The "lost" episode is surprisingly strong on its own merits, and it's a side story about the swordswoman Motoko. Her sister has come into town to challenge her to return and take over the Shinmei School of martial arts. With her studies, Motoko's skills have grown dull around the edges, and she knows she cannot best her sister. In a bit of last-minute thinking, Motoko claims that Keitaro is her fiancé, and that she needs to stay with him rather than return to the school right away. This outrageous scheme only works so long, and Motoko is forced not only to defend her honor but also to come to some conclusions about how much she values her growth as a young woman outside of her family's training.

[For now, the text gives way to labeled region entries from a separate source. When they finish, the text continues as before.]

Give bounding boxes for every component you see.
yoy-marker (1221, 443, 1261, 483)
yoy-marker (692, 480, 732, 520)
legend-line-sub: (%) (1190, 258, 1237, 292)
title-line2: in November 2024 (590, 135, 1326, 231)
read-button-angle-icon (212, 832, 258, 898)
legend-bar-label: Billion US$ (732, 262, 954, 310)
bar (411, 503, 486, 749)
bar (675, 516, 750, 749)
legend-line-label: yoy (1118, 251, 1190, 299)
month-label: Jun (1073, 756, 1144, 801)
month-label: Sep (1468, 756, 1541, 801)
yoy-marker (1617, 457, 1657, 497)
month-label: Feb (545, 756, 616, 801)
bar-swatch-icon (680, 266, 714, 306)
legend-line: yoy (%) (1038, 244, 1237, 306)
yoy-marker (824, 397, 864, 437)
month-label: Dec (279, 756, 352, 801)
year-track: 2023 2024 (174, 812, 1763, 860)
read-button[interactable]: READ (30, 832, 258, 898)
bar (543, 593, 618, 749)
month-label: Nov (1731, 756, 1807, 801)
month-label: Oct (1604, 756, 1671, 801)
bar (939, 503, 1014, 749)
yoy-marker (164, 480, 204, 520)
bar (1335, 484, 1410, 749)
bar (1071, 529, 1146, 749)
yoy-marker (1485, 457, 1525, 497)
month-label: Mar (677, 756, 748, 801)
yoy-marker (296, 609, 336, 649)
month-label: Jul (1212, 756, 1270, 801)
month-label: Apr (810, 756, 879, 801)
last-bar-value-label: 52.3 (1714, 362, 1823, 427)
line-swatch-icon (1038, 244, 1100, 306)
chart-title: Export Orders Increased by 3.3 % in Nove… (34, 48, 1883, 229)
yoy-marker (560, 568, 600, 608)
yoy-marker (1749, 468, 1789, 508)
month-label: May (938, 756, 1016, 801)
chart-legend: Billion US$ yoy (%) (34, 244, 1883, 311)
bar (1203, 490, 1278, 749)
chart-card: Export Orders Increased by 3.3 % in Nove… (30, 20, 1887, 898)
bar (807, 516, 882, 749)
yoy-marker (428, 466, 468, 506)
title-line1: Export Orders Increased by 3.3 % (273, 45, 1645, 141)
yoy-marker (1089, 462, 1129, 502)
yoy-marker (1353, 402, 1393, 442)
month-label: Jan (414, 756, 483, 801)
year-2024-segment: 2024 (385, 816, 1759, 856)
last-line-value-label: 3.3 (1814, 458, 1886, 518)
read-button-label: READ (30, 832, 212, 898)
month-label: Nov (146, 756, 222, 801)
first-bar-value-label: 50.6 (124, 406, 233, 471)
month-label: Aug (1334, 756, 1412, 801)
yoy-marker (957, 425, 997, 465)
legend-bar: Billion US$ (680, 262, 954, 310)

Animation wise, this episode is just like the rest of the series, cute and sparkly even if motion-challenged. Although the show didn't air due to its placement--it wouldn't have been an appropriate closing episode by any stretch--it also contains a bit more fan service than the average episode, which made it more appropriate for a home release. As a story, it's fun. It avoids the whole Naru/Keitaro angle entirely, and that's a welcome relief. I do still have a beef with the episode, in that its ending adds yet another "possession by evil spirit/object" story to the canon. This tactic showed up twice in the regular TV run and makes its third appearance here. That's simply inexcusable for a show that isn't at all about supernatural forces. Otherwise, it's better than many episodes that made air.
However, the DVD is not primarily about that episode, but about the Christmas special. It's only 40 minutes long, so calling it a movie is deliberately misleading, but fans won't care. In this episode, Christmas is rapidly approaching, and the residents of Hinata Inn have all been seized by an urban legend that's making its way through the streets of Tokyo. According to the rumor, if you confess your love for somebody on Christmas Eve, your dearest wish will come true. The usual suspects start considering finally declaring how they feel about each other, with all the typical ramifications and consequences up in the air. Though Keitaro sprains an ankle, Naru causes a misunderstanding with a mysterious letter, and the others get in the way of true love by happenstance, all works out by the time the clock strikes midnight on Christmas Eve. Was there any doubt?
For a show advertised as a movie, it doesn't look it. Sure, it's an OVA, but there's not much improvement over the look of the TV show, except for a bit more detail in the backgrounding. But that's not what this special is about; it's about getting Naru and Keitaro together. Problems still abound like they did in the TV series, but there's a lot of great stuff going on as well. On one hand, the contrivances that keep these two apart cover every anime cliché and push them to the breaking point. There's also a tacked-on ending that exists only to allow extra episodes to come afterwards, making less important the resolution the rest of the show strives to attain. But unlike other episodes, this one kept me going in spite of its faults. There's a sense of melancholy pervading this special that brought additional depth to its characters, and there's not nearly as much useless humor. For once, they play straight with us as an audience, letting us really feel for the characters. The show's true ending at five minutes to Christmas is simple yet lovely. I can honestly say I enjoyed this special.
So what for the future? There's more Love Hina to be reviewed, and the Spring Special and Love Hina Again will be on the docket soon. Frankly, I think the Christmas movie is about the best way they could have ended the series, particularly if you ignore the ignominious last minute, so I'll be going into those shows with a bit of trepidation. But if you've watched the TV show and enjoyed it, then this DVD is required viewing--it's better than virtually any single episode before it. I'm not going so far as to recommend Love Hina itself, but I will recommend this for anybody who's enjoyed getting through the TV episodes.